The two most important tunable parameters in the EN analysis are the alpha and lambda values. The former decides the amount of Lasso versus Ridge regression, while lambda is the amount of penalty used45. We did initial testing of alpha values, and opted for a value of 0.5, similar to most existing models8,28,29,36. Lambda was chosen using k-fold cross-validation (with k = 10), and prediction performance on the independent test dataset. Interestingly, we achieved better performance when we chose the largest lambda within one standard error of the minimum prediction error providing less included CpG sites (from > 600 to < 300). We validated the trained age predictor utilizing 920 individuals (18 year olds), from an independent dataset. It is crucial to test the age predictors on an independent dataset since there can be study-specific factors that are explained by the model, but not present in independent data46. We observed similar performance between the test data and the independent test dataset, indicating that overfitting has been avoided.

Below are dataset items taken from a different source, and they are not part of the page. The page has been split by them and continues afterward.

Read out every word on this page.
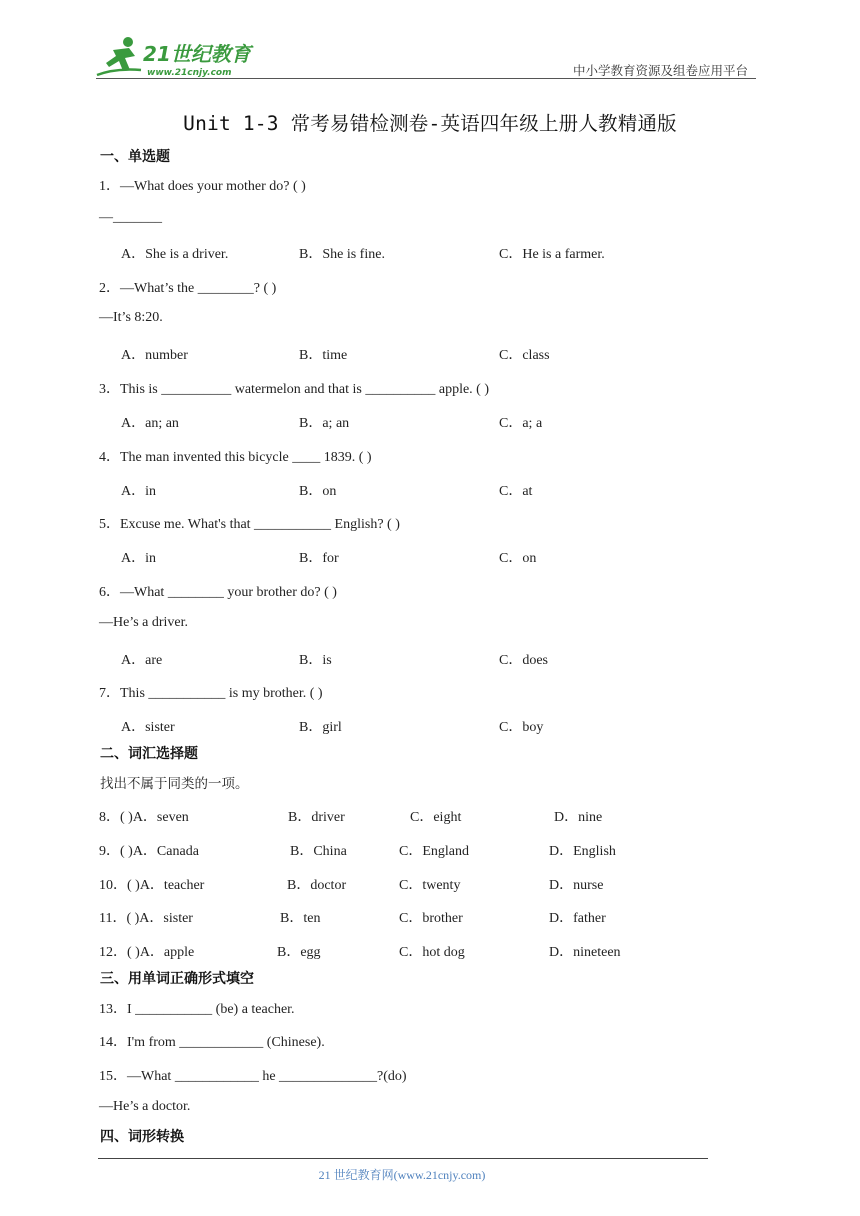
21世纪教育
www.21cnjy.com	中小学教育资源及组卷应用平台
Unit 1-3 常考易错检测卷-英语四年级上册人教精通版
一、单选题
1．—What does your mother do? ( )
—_______
A．She is a driver.	B．She is fine.	C．He is a farmer.
2．—What’s the ________? ( )
—It’s 8:20.
A．number	B．time	C．class
3．This is __________ watermelon and that is __________ apple. ( )
A．an; an	B．a; an	C．a; a
4．The man invented this bicycle ____ 1839. ( )
A．in	B．on	C．at
5．Excuse me. What's that ___________ English? ( )
A．in	B．for	C．on
6．—What ________ your brother do? ( )
—He’s a driver.
A．are	B．is	C．does
7．This ___________ is my brother. ( )
A．sister	B．girl	C．boy
二、词汇选择题
找出不属于同类的一项。
8．( )A．seven	B．driver	C．eight	D．nine
9．( )A．Canada	B．China	C．England	D．English
10．( )A．teacher	B．doctor	C．twenty	D．nurse
11．( )A．sister	B．ten	C．brother	D．father
12．( )A．apple	B．egg	C．hot dog	D．nineteen
三、用单词正确形式填空
13．I ___________ (be) a teacher.
14．I'm from ____________ (Chinese).
15．—What ____________ he ______________?(do)
—He’s a doctor.
四、词形转换
21 世纪教育网(www.21cnjy.com)
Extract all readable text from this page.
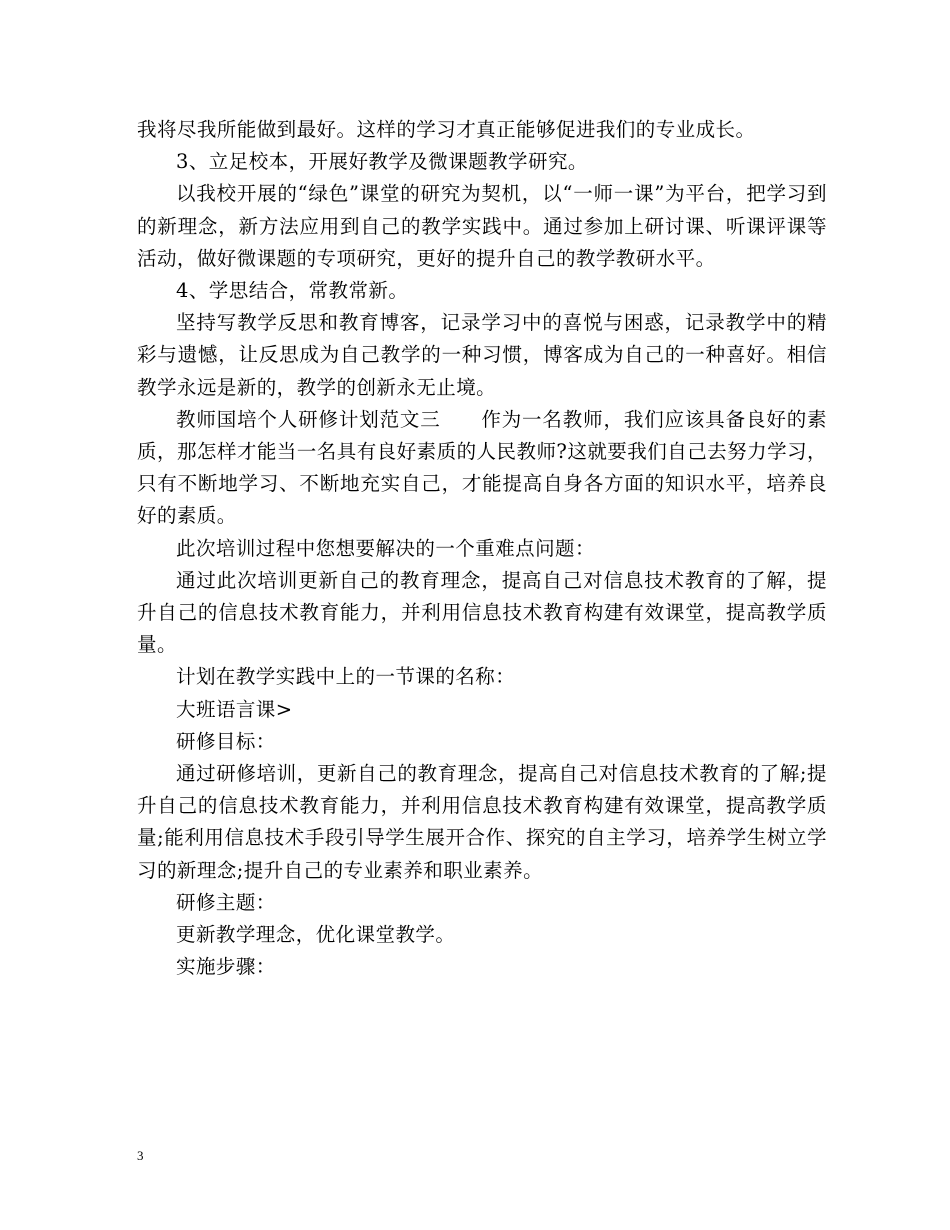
我将尽我所能做到最好。这样的学习才真正能够促进我们的专业成长。

3、立足校本，开展好教学及微课题教学研究。

以我校开展的“绿色”课堂的研究为契机，以“一师一课”为平台，把学习到的新理念，新方法应用到自己的教学实践中。通过参加上研讨课、听课评课等活动，做好微课题的专项研究，更好的提升自己的教学教研水平。

4、学思结合，常教常新。

坚持写教学反思和教育博客，记录学习中的喜悦与困惑，记录教学中的精彩与遗憾，让反思成为自己教学的一种习惯，博客成为自己的一种喜好。相信教学永远是新的，教学的创新永无止境。

教师国培个人研修计划范文三　　作为一名教师，我们应该具备良好的素质，那怎样才能当一名具有良好素质的人民教师?这就要我们自己去努力学习，只有不断地学习、不断地充实自己，才能提高自身各方面的知识水平，培养良好的素质。

此次培训过程中您想要解决的一个重难点问题：

通过此次培训更新自己的教育理念，提高自己对信息技术教育的了解，提升自己的信息技术教育能力，并利用信息技术教育构建有效课堂，提高教学质量。

计划在教学实践中上的一节课的名称：

大班语言课>

研修目标：

通过研修培训，更新自己的教育理念，提高自己对信息技术教育的了解;提升自己的信息技术教育能力，并利用信息技术教育构建有效课堂，提高教学质量;能利用信息技术手段引导学生展开合作、探究的自主学习，培养学生树立学习的新理念;提升自己的专业素养和职业素养。

研修主题：

更新教学理念，优化课堂教学。

实施步骤：

3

It has been suggested that environmental effects are particularly important in epigenetic variation47. This confounding variable, as well as a number of diseases and conditions remains an important area for future research47,48. Recently, Mayer and colleagues revealed dependency between epigenetic age markers and growth disorders49. The intended use of PAYA is to predict chronological age not influenced by genetic and environmental effects. We tried to overcome this to some degree by including studies from different parts of the world, and only excluded conditions that are readily observable, meaning that not only healthy individuals are part of the data. The sites identified by EN may therefore be independent of some genetic and environmental effects, because if they were not, they would perhaps not explain the observed variation in chronological age well. PAYA might therefore, to some extent capture such effects. However, to fully assess the robustness of the current age predictor across populations with different ethnicities and environmental conditions, we have initiated a study where we sample individuals from different regions of the world, and evenly over the age span between 12 and 25 years of age.

The data used to build our model was from blood samples, and therefore contain several different cell types. The cell type composition of the blood might influence the obtained DNA methylation profiles50. It has been suggested that the changes in cell type composition occurring with age, at least in part, may explain the age associated changes of DNA methylation51. However, we could not identify any effect by including cell type fractions in the age predictors (Fig. 2D). Other cell type prediction methods could perhaps yield better explanatory variables in the model52, but this remains to be tested. There is also a need to evaluate the actual composition of the blood and not only the predicted composition.

Despite our initial tests of the age predictor, a more thorough evaluation of performance is needed, with a full panel of performance metrics53. Application of the age predictor in forensic work will require thorough quality control (Ref Supplementary file 1) of new samples. It will also be of interest to test the PAYA age predictor in populations outside the intended age span to investigate the accuracy outside the age range of training.

To conclude, through thorough evaluation and selection of different analytical options, we have developed PAYA, the first blood based age predictor developed specifically for adolescents and young adults. We observe that PAYA outperforms existing epigenetic age predictors, making it eligible for application in forensic age-assessment, either alone or in combination with existing radiographic methods. Future studies is required to reveal if PAYA is robust when applied to diverse populations with different ethnicities and environmental or genetic effects.